In a move that underscores the unceasing tension between free speech and the control of information online, 20 Democratic state attorneys general have made appeals through federal court to restore their power in urging social media entities to censor user content.

Headlined by New York Attorney General Letitia James, the collective is adamant that federal court decisions are hindering their capability to prevent the circulation of misleading information.

July 4 saw US District Judge Terry Doughty issue a directive that greatly restrains government officials’ influence over social media moderation, after there was enough evidence already presented to show possible First Amendment violations.

Stemming from a lawsuit filed in May 2022 by Republican attorneys in Louisiana and Missouri, the verdict argued that both the presiding Biden administration had unjustly pressured social media platforms into suppressing posts perceived as potential triggers for vaccine hesitancy during the COVID-19 crisis or destabilizers for electoral processes.

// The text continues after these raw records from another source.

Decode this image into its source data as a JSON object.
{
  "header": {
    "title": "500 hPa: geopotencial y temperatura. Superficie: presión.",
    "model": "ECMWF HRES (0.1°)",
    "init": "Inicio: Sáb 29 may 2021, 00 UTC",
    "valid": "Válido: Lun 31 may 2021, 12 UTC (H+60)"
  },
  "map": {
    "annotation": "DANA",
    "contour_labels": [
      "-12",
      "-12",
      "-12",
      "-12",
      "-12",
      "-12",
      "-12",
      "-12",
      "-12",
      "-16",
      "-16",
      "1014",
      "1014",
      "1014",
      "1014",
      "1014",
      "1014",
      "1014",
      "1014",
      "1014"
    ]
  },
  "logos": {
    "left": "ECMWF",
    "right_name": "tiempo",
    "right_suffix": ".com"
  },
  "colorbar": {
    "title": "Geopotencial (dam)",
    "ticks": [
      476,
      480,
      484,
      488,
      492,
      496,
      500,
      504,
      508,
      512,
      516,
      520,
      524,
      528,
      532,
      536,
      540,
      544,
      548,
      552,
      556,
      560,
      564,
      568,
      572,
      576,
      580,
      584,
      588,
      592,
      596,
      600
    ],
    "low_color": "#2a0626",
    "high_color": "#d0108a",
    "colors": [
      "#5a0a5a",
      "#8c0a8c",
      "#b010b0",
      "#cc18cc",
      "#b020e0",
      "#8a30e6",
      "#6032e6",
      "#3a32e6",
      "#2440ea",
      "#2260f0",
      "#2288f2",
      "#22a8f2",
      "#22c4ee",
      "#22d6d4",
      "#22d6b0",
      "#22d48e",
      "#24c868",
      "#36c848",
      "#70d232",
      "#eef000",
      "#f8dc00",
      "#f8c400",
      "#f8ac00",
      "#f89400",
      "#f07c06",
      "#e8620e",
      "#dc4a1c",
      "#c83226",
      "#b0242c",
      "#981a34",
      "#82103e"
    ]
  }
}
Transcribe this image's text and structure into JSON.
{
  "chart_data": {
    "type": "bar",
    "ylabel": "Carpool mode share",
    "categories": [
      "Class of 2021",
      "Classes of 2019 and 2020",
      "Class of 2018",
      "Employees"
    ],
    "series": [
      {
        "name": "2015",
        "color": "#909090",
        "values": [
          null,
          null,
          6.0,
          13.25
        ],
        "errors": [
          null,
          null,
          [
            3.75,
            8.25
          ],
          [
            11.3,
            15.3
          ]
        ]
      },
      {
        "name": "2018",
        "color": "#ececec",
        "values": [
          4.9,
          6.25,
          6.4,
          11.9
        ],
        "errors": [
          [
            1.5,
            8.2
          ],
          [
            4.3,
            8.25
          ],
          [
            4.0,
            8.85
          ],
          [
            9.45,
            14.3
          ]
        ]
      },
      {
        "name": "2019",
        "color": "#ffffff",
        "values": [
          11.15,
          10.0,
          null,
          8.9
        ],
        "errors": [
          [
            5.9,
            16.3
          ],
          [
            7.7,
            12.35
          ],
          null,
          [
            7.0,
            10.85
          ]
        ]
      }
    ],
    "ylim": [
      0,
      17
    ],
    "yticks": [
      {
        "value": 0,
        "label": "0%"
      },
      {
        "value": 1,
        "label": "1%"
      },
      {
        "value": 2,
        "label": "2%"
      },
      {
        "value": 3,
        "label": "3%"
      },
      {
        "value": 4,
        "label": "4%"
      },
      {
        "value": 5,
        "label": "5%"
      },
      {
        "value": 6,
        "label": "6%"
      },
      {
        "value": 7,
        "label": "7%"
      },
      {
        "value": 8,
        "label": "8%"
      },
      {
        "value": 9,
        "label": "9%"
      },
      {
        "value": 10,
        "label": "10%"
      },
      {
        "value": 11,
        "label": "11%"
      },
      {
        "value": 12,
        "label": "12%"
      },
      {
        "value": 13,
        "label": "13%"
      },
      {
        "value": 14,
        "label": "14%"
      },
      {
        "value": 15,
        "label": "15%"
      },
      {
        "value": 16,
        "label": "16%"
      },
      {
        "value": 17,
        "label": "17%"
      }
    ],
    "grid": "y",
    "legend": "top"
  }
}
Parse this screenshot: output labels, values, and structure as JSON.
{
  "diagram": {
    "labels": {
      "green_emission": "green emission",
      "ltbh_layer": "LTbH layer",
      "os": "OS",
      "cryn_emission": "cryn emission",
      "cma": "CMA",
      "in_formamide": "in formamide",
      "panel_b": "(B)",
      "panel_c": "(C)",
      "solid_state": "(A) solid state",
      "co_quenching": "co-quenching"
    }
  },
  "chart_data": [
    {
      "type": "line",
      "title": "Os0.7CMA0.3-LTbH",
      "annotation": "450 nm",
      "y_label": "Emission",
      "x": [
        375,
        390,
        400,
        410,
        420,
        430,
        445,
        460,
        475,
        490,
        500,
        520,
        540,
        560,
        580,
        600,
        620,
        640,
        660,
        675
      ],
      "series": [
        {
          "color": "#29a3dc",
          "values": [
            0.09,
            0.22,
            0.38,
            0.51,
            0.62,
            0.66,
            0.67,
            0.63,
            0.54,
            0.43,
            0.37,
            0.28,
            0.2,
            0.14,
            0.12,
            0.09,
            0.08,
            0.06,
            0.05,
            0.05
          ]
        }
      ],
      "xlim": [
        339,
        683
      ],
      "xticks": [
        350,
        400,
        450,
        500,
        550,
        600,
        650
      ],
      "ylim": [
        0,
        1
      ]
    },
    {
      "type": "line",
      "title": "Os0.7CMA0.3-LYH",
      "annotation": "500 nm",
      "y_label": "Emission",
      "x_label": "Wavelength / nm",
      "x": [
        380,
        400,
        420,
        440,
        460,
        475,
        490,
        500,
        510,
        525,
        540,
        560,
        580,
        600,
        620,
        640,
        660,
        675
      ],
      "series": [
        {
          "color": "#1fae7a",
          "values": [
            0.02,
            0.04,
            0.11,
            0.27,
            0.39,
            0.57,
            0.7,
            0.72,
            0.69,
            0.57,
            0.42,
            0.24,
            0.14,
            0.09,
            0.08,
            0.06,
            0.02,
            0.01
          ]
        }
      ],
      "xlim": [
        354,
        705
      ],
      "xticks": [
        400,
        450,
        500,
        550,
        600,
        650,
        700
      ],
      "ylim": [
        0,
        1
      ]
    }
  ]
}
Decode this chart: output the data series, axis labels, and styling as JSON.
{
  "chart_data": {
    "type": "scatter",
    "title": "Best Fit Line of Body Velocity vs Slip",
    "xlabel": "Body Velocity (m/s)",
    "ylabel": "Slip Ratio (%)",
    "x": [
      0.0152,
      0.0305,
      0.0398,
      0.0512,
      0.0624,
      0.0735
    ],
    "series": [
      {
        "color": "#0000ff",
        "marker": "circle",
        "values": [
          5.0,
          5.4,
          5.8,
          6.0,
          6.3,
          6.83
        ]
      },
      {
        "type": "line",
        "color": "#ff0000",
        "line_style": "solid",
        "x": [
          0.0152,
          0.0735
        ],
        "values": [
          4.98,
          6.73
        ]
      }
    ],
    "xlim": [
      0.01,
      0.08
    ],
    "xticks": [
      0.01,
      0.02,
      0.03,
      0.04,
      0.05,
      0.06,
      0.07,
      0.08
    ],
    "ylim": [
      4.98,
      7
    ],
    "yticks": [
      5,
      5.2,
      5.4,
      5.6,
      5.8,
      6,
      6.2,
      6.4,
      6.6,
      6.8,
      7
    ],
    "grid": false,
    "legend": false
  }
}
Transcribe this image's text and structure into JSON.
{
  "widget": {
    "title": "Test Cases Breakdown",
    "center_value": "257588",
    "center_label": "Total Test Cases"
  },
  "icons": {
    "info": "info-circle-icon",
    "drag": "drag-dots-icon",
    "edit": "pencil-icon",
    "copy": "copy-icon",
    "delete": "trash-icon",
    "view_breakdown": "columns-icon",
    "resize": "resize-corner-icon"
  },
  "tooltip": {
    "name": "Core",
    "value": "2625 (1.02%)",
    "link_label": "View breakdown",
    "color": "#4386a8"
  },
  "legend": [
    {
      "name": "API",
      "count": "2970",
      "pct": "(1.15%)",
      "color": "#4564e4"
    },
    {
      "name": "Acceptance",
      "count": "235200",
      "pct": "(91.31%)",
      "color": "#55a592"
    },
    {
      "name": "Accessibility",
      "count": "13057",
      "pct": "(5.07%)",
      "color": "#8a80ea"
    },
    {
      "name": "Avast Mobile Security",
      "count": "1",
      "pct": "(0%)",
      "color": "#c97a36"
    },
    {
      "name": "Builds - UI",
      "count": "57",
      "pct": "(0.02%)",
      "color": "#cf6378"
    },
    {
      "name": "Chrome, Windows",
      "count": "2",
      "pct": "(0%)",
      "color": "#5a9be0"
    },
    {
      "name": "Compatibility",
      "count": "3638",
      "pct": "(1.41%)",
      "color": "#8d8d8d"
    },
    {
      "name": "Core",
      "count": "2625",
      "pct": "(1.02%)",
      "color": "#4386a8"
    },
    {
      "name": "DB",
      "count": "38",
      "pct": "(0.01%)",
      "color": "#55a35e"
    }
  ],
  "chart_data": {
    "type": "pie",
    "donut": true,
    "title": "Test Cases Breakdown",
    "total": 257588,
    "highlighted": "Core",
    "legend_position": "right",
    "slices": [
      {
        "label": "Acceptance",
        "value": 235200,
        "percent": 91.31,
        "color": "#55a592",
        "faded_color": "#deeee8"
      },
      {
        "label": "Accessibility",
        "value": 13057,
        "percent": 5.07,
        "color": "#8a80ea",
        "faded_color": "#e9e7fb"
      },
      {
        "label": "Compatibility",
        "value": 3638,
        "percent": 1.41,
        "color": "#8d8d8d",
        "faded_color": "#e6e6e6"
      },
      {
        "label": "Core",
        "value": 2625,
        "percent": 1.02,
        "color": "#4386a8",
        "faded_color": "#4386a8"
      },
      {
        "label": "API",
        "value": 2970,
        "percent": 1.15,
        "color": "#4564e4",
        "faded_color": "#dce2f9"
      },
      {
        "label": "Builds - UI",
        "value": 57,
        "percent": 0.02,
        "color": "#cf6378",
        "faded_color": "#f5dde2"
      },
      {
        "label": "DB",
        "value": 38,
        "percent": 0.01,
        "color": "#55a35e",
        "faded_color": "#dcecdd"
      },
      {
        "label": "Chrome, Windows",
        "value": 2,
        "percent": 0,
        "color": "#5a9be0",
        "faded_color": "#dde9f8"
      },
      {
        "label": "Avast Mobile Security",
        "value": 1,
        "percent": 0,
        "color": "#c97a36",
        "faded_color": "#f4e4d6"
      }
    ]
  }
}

This pursuit for moderation by government officials, the suit asserted, unjustly infringed upon the First Amendment right to free speech. In particular, these assertions were aimed at tech conglomerates like Meta’s Facebook and Google’s YouTube, accused of commencing the limitation of information dissemination allegedly deemed misleading circa 2019.

Currently held in suspension due to an appeal by the Biden administration, the order, should it be reactivated by the 5th Circuit, will prevent government departments, including the likes of the Department of Health and Human Services and the Federal Bureau of Investigation, from communication with social media companies for the removal or suppression of content considered as protected free speech under the First Amendment.